Breast Augmentation
Breast Augmentation Surgery in 2011
More than a 100 years ago,surgeons first used surgical procedures in order to increase the size and reshape the female breast. The earliest known breast augmentation was attempted as early back as 1895, when surgeons obtained a benign fat tumour from the woman’s own back. Since then, all sorts of synthetic and non-synthetic materials have been used. In the early to mid-1900s these materials included glass balls, paraffin, ivory, foam sponges, rubber, wool and even ox cartilage! Most of these materials met with disastrous results of course and it wasn’t until the early 1960s that Cronin & Gerow, two Texan plastic surgeons, developed the first generation of silicone breast prostheses that a new era in breast augmentation was born.
In the present day, breast augmentation is the most commonly performed cosmetic plastic surgery in the Western world. The reason for this is the new improvements in both implant material and surgical techniques used. Modern plastic surgeons have the ability to choose from well over 1000 different sized, shaped and filled implants, pairing them with a custom procedure matched to the patient’s ideals. The operation has evolved into one that is scientifically a lot more precise and well-planned, so that the results are longer lasting and much more predictable. The recovery period has also decreased – minimum drains and dressings are required and woman are able to return back to work within a week of the breast augmentation being performed. Modern synthetic breast implants differ in their shell, shape, size and filling material. Here follows a short summary of each of these:
Breast Implants – The outer shell
The outer shell of an implant is generally made of silicone and can be smooth or textured. Smooth implants may achieve a smoother look and feel in very thin patients but have traditionally been associated with a higher incidence of capsular contracture and therefore require massaging for a year or so after surgery to prevent this. Capsular contracture, or capsule hardening, can occur years after surgery and can make the implant feel extra firm as well as distort its shape. Surgery is usually needed to correct this and therefore,a lot of research has gone into ways of reducing its incidence. Modern silicone implants have capsular contracture rates of less than 10 per cent. Textured implants have a rough surface and therefore promote tissue growth, generally reducing the rate of capsular contracture and promoting good maintenance of implant positioning. They do not require massaging postoperatively but sometimes subtle visible wrinkling can occur in very thin patients. A new implant shell, made form polyurethane has recently been reintroduced into the market. Polyurethane shelled implants are not a new thing and have actually been around since the 1970s. Made in Brazil, these implants feel somewhat velvety to the touch and are sometimes referred to as ‘Brazilian Furry Implants’. There is growing evidence that these implants have the lowest rate of capsular contracture of any implant i.e. less than one per cent; however they can prove the most difficult to remove should a problem arise.
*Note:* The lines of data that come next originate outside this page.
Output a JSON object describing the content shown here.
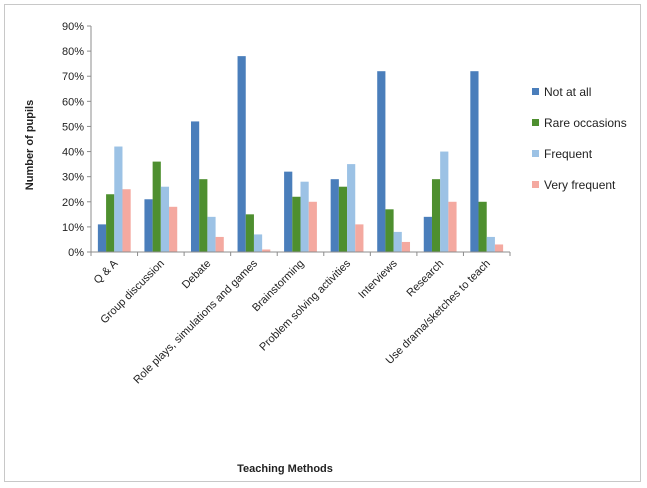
{
  "chart_data": {
    "type": "bar",
    "title": "",
    "xlabel": "Teaching Methods",
    "ylabel": "Number of pupils",
    "ylim": [
      0,
      90
    ],
    "y_ticks": [
      "0%",
      "10%",
      "20%",
      "30%",
      "40%",
      "50%",
      "60%",
      "70%",
      "80%",
      "90%"
    ],
    "grid": false,
    "legend_position": "right",
    "categories": [
      "Q & A",
      "Group discussion",
      "Debate",
      "Role plays, simulations and games",
      "Brainstorming",
      "Problem solving activities",
      "Interviews",
      "Research",
      "Use drama/sketches to teach"
    ],
    "series": [
      {
        "name": "Not at all",
        "color": "#4a7ebb",
        "values": [
          11,
          21,
          52,
          78,
          32,
          29,
          72,
          14,
          72
        ]
      },
      {
        "name": "Rare occasions",
        "color": "#4e8f2f",
        "values": [
          23,
          36,
          29,
          15,
          22,
          26,
          17,
          29,
          20
        ]
      },
      {
        "name": "Frequent",
        "color": "#9cc2e5",
        "values": [
          42,
          26,
          14,
          7,
          28,
          35,
          8,
          40,
          6
        ]
      },
      {
        "name": "Very frequent",
        "color": "#f4a9a0",
        "values": [
          25,
          18,
          6,
          1,
          20,
          11,
          4,
          20,
          3
        ]
      }
    ]
  }
}
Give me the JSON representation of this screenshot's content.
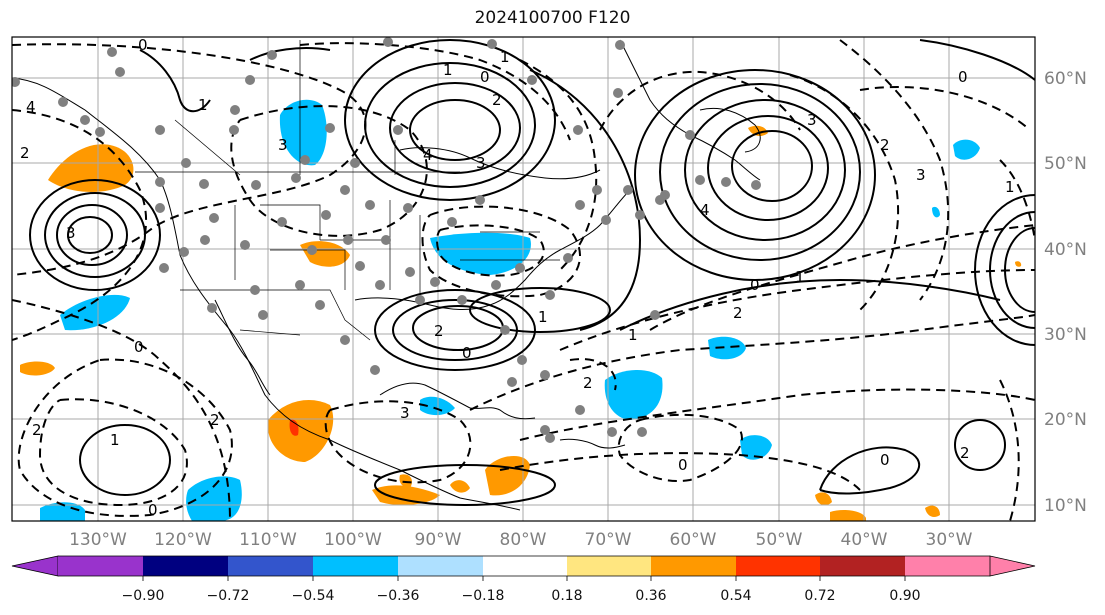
{
  "title": "2024100700 F120",
  "lat_labels": [
    "60°N",
    "50°N",
    "40°N",
    "30°N",
    "20°N",
    "10°N"
  ],
  "lon_labels": [
    "130°W",
    "120°W",
    "110°W",
    "100°W",
    "90°W",
    "80°W",
    "70°W",
    "60°W",
    "50°W",
    "40°W",
    "30°W"
  ],
  "colorbar": {
    "ticks": [
      "−0.90",
      "−0.72",
      "−0.54",
      "−0.36",
      "−0.18",
      "0.18",
      "0.36",
      "0.54",
      "0.72",
      "0.90"
    ],
    "colors": [
      "#9933cc",
      "#000080",
      "#3355cc",
      "#00bfff",
      "#aee0ff",
      "#ffffff",
      "#ffe680",
      "#ff9900",
      "#ff3300",
      "#b22222",
      "#ff80aa"
    ],
    "extend": "both"
  },
  "contour_labels": [
    "0",
    "1",
    "2",
    "3",
    "4",
    "0",
    "1",
    "2",
    "3",
    "4",
    "0",
    "1",
    "2",
    "3",
    "0",
    "1",
    "2",
    "0",
    "1",
    "2",
    "3",
    "0",
    "1",
    "2",
    "3",
    "4",
    "0",
    "1",
    "2",
    "3",
    "2",
    "1",
    "0",
    "0",
    "2"
  ],
  "colors": {
    "positive_fill": "#ff9900",
    "strong_positive_fill": "#ff3300",
    "negative_fill": "#00bfff",
    "contour": "#000000",
    "grid": "#a0a0a0",
    "coast": "#000000"
  }
}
Breast Implants-The Shape:
Implants can generally be either round or anatomical (teardrop) shaped. When round implants are very large they may produce quite an unnatural look. However, patients with pre-existing well-shaped breasts who desire a relatively simple and modest increase in breast volume achieve excellent results with round implants. Teardrop implants are designed to look as natural as possible and are becoming increasingly popular in breast implant surgery. Their downside is that they are more expensive than round implants and that, over time, they could rotate in their positioning. They are only available with a textured surface and evidence has shown that these implants are more likely to keep their shape better over time and therefore produce longer-lasting results.
Breast Implant Size:
Implants come in various base widths, heights, projections and volumes. Determining the size of the implant is a very personal thing and a surgeon would spend a good deal of time both assessing the patient’s desires and measuring them for the right fit based on their goals and desires.
Breast Implant Fill:
The two most common filling materials are saline and new generation silicone. Silicone has come a long way since the silicone elastomer used in the early 60s that was notorious with high capsular contracture rates and leakage. Modern silicone fill is extremely safe, highly cohesive and is now the preferred choice of the majority of surgeons and patients alike. Saline implants can deflate, generally feel less natural and are more likely to show rippling.
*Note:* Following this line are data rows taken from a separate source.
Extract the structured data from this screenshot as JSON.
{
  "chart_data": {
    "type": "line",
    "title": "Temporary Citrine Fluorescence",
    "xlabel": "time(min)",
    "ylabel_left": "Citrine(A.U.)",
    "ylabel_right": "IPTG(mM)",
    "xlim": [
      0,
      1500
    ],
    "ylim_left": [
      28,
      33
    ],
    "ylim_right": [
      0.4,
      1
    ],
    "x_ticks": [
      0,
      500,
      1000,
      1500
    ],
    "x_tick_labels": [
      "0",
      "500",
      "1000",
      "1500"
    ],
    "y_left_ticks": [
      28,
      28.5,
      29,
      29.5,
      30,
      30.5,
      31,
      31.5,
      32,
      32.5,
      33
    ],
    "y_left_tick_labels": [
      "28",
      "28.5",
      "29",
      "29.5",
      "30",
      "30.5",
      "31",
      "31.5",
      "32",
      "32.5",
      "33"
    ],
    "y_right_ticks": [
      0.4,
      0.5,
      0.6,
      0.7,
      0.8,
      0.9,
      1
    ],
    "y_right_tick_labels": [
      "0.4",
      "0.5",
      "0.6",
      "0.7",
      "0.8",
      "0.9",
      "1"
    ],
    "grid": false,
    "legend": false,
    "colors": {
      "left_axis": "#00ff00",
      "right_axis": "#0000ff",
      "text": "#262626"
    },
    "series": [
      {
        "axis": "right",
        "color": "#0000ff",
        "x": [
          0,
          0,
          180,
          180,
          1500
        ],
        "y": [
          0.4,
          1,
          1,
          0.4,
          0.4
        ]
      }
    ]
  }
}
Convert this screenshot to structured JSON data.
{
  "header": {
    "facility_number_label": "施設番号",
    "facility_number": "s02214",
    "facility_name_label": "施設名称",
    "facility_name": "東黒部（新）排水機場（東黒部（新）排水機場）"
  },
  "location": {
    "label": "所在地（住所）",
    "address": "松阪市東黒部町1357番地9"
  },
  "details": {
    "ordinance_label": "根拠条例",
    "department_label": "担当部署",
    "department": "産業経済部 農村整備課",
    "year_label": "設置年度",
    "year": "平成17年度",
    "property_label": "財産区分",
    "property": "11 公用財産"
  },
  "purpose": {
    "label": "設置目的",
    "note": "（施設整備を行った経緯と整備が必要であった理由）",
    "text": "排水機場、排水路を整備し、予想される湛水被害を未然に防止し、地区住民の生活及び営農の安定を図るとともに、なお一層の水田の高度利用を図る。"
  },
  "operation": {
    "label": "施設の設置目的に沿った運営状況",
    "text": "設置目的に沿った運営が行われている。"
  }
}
These days, more techniques are available than ever before when it comes to the operation itself. The three main technical variables to consider are incision site, implant placement plane and accessory procedures.
Breast Augmentation Incision site:
Incision sites are normally: underneath the breast, around the
nipple and via the armpit or belly button (if saline implants are used).
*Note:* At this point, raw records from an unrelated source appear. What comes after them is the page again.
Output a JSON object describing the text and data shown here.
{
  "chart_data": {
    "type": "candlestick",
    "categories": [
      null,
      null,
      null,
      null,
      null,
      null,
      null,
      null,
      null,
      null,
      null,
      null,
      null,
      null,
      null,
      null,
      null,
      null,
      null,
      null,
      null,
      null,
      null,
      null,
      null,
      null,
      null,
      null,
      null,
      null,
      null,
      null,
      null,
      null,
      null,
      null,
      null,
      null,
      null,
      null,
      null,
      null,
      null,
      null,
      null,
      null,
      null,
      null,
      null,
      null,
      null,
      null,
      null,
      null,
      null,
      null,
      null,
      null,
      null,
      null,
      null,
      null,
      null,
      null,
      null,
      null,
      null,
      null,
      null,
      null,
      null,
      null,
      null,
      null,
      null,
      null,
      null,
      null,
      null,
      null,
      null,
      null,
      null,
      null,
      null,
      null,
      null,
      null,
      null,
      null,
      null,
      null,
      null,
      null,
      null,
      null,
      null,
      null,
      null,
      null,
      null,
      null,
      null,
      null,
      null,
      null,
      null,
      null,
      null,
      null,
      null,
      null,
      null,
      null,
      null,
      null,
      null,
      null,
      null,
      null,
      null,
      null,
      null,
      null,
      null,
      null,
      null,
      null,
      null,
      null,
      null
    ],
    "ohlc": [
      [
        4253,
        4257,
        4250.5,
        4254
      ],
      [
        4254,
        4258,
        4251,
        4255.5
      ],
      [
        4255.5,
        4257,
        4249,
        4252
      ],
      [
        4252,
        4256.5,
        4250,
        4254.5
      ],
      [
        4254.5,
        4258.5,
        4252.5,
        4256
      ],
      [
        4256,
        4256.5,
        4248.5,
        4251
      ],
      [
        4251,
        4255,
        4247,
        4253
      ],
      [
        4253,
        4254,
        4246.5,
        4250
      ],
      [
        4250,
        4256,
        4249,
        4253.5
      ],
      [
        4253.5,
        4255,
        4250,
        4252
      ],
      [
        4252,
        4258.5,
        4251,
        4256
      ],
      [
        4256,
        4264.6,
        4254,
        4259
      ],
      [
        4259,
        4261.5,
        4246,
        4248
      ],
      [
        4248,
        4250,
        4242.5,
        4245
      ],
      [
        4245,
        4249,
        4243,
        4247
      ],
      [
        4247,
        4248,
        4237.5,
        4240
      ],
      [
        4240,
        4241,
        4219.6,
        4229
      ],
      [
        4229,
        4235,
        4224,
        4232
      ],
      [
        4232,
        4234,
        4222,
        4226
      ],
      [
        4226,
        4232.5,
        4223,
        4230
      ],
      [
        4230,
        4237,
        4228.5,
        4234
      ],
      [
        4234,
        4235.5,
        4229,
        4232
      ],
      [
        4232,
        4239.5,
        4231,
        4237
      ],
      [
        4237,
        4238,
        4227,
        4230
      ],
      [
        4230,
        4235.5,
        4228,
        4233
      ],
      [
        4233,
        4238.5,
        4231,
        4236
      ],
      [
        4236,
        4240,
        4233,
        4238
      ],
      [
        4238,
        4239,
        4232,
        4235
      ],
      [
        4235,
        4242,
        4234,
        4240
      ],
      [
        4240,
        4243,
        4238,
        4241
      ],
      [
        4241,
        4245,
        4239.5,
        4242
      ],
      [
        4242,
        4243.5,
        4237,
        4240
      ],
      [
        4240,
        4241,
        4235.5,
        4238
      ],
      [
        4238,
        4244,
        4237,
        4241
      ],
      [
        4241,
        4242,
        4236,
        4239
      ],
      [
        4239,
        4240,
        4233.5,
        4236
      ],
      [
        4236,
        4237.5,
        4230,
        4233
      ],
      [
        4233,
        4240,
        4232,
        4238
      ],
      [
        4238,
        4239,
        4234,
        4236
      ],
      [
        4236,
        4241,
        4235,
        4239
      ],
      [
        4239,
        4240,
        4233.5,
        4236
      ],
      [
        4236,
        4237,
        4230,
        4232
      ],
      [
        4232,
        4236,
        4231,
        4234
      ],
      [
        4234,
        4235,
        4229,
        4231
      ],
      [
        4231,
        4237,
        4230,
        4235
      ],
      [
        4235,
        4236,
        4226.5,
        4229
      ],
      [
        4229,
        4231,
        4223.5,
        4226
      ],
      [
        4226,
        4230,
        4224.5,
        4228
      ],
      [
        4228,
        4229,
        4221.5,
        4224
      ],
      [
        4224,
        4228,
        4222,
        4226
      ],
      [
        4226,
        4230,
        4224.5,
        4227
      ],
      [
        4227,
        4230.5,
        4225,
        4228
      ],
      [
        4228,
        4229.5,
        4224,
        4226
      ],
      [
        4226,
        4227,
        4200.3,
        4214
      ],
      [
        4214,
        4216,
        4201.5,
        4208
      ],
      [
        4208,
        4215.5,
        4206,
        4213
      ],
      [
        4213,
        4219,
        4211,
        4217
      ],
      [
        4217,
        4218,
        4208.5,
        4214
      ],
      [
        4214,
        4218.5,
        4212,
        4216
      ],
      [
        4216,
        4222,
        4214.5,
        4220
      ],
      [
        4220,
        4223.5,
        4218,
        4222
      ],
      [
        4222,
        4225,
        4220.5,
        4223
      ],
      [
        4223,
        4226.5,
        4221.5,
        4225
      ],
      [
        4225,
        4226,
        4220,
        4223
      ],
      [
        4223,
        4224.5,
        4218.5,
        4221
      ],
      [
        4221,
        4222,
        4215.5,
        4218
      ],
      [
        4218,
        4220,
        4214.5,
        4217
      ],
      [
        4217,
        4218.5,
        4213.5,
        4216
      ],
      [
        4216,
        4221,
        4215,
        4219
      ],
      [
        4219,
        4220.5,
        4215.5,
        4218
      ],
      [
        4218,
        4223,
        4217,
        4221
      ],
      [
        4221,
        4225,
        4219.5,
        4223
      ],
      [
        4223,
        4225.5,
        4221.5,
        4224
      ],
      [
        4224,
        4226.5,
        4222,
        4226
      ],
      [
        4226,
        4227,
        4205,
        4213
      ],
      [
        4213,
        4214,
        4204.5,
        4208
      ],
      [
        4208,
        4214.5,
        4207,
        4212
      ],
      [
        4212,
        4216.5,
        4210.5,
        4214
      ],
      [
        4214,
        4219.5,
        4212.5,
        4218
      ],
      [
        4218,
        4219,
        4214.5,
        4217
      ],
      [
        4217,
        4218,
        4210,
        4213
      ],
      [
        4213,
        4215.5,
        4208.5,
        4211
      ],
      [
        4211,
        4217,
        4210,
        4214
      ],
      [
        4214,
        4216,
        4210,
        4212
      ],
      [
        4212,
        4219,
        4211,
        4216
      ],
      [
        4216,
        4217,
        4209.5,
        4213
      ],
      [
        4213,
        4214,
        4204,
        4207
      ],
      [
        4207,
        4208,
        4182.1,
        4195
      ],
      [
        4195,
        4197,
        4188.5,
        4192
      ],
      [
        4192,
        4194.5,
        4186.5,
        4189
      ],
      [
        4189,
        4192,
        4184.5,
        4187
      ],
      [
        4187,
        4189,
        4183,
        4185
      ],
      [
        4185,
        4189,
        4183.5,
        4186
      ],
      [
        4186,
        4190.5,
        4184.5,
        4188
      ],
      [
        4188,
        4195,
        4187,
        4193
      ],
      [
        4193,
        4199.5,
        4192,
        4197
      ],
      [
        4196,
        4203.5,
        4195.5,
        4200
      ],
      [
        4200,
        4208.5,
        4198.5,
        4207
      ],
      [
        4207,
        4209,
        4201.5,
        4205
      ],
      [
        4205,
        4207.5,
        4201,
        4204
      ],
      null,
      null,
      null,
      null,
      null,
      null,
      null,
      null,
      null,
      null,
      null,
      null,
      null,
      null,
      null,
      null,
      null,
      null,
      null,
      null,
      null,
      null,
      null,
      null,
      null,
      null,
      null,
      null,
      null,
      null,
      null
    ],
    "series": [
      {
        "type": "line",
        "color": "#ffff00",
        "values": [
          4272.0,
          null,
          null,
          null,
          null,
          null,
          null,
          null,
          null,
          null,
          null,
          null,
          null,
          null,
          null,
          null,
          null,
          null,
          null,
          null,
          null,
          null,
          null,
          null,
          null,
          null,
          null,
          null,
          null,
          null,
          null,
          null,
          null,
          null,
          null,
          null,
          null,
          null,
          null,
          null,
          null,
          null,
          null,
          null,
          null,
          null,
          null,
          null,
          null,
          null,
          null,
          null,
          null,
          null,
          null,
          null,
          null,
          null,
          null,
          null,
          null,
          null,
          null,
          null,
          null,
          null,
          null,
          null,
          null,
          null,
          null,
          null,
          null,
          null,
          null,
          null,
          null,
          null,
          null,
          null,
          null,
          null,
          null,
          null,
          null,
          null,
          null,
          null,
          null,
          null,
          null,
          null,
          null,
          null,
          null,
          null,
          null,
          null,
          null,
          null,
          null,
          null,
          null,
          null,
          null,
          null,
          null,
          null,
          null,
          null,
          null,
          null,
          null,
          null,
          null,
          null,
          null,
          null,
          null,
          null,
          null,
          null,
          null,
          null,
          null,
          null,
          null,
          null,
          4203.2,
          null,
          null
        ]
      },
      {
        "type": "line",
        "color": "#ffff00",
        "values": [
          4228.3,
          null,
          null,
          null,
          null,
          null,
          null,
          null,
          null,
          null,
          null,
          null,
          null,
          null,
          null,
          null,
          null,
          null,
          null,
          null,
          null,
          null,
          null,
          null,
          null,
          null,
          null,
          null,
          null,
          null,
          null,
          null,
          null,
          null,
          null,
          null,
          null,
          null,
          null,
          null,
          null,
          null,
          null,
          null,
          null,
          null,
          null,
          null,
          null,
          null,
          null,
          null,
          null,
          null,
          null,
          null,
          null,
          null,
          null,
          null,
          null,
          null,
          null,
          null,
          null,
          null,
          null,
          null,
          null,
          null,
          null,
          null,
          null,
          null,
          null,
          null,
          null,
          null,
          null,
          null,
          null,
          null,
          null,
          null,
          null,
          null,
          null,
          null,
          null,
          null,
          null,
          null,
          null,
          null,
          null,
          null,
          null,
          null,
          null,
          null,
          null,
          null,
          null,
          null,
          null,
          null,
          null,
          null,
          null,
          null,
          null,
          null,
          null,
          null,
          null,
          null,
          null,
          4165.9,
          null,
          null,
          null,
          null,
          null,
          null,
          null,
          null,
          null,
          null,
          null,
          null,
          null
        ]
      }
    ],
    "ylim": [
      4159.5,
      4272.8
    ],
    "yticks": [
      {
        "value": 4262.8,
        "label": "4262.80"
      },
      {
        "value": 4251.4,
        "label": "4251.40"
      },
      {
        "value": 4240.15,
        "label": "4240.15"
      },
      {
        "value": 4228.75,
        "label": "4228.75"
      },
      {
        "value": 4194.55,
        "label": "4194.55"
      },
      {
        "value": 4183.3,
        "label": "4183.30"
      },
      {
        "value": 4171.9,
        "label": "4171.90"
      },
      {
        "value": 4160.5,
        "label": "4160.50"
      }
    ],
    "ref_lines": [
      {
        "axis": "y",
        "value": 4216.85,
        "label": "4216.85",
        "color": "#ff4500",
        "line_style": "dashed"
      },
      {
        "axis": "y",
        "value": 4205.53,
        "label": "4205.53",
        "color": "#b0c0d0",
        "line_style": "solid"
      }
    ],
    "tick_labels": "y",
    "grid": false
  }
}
The underneath breast (infra mammary) incision however, is the most often used incision
for this type of surgery.
Breast Implant Placement Plane:
The implants can be placed entirely under the breast tissue itself (sub glandular), under the fascia over the pectoralis muscle (subfascial), under the whole pectoralis muscle (sub muscular) or combination of both sub muscular and sub glandular (dual-plane).
Accessory Procedures:
For women who have other issues that cannot be corrected with surgery alone, accessory procedures need to be looked at. Such procedures include a concomitant breast lift, nipple reshaping and breast tissue reshaping techniques. These procedures can be done at the same time as the breast augmentation itself.